The Pramollo Basin (Italy-Austria) is one of the richest body and trace fossil sites of the Alps, and exhibits a well-preserved Permian–Carboniferous fluvio-deltaic to marginal-marine sedimentary succession. Despite the exceptionally abundant and well-preserved ichnological heritage, the trace fossils of the Pramollo Basin are not well studied, particularly those of Permian units.
This study focuses on the ichnofauna of the Val Dolce Formation (Permian; partly Asselian to partly Sakmarian), with the goal of documenting its ichnological heritage and reconstructing its paleoenvironment. These research questions are addressed by applying network theory, an emerging field of complexity science that focuses on web-like systems made of interconnected entities. An ichnological system can be seen as a set of interlinked ichnotaxa, the topology of which depends on the organism-environment interactions. In addition, traditional paleontological and sedimentological observations are used to reconstruct the paleoenvironment.

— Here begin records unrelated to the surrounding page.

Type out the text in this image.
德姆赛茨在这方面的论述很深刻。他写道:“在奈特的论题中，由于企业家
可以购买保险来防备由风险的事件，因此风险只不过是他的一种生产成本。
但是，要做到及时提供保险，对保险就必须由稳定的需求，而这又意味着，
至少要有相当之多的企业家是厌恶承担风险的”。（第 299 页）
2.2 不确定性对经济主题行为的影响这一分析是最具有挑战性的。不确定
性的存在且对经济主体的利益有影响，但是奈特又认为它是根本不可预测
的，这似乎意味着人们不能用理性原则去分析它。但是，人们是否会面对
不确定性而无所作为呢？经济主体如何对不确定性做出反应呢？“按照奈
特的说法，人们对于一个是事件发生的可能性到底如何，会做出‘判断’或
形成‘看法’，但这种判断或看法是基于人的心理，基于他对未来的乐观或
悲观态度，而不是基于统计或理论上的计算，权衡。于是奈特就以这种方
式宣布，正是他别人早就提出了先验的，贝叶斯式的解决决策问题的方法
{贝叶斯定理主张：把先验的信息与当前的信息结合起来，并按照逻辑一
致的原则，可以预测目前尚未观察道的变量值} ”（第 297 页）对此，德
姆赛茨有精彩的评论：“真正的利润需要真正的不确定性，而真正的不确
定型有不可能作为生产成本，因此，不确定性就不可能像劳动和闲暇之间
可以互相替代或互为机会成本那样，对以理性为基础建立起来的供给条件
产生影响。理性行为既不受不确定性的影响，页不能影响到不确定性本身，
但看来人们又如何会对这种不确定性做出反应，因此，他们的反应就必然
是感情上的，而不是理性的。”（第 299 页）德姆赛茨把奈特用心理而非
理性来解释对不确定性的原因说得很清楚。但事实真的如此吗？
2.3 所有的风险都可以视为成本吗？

The following ichnotaxa are documented from the Val Dolce Formation: Archaeonassa isp., Curvolithus simplex, Cylindrichnus isp., Helminthoidichnites tenuis, Nereites missouriensis, Planolites isp., Phymatoderma isp., Pramollichnus pastae, Psammichnites plummeri, Taenidium isp., and Zoophycos isp. Network analysis indicates that the Val Dolce ichnological system is structured, with ichnotaxa organized in environment-driven ichnoassociations: Cylindrichnus-Planolites (proximal delta front), Phymatoderma-Zoophycos (prodelta with dysoxic porewaters), Cylindrichnus-Helminthoidichnites-Curvolithus-Zoophycos (distal delta front–proximal prodelta), and Helminthoidichnites-Taenidium-Curvolithus-Nereites-Zoophycos (prodelta). Furthermore, the delta front–prodelta gradient is accompanied by increasing bioturbation intensity and diversity, reflecting the decreasing intensity of major environmental stressors (hydrodynamics, freshwater input, turbidity). Centrality measures of network analysis allow the topological position of traces to be discerned within the studied system, detecting the paleoenvironmental resolution of individual ichnotaxa.
As intersections of sets can be described by networks, the studied ichnoassociations can be considered as occupying intersecting behavioral niches. In analogy with the concept of a Hutchinsonian niche, an ichnotaxon’s niche exists in a multidimensional abstract space defined by environmental parameters, which are expressed as spatial variables in the paleolandscape. Consequently, ichnoassociations are not just association patterns, but represent spatial, environmental, and topological entities. This approach allows the reconstitution of spatial relationships between the geographical ranges of ichnotaxa and ichnoassociations, providing information on the physical arrangement of different subenvironments, that is, the structure of the paleoenvironment.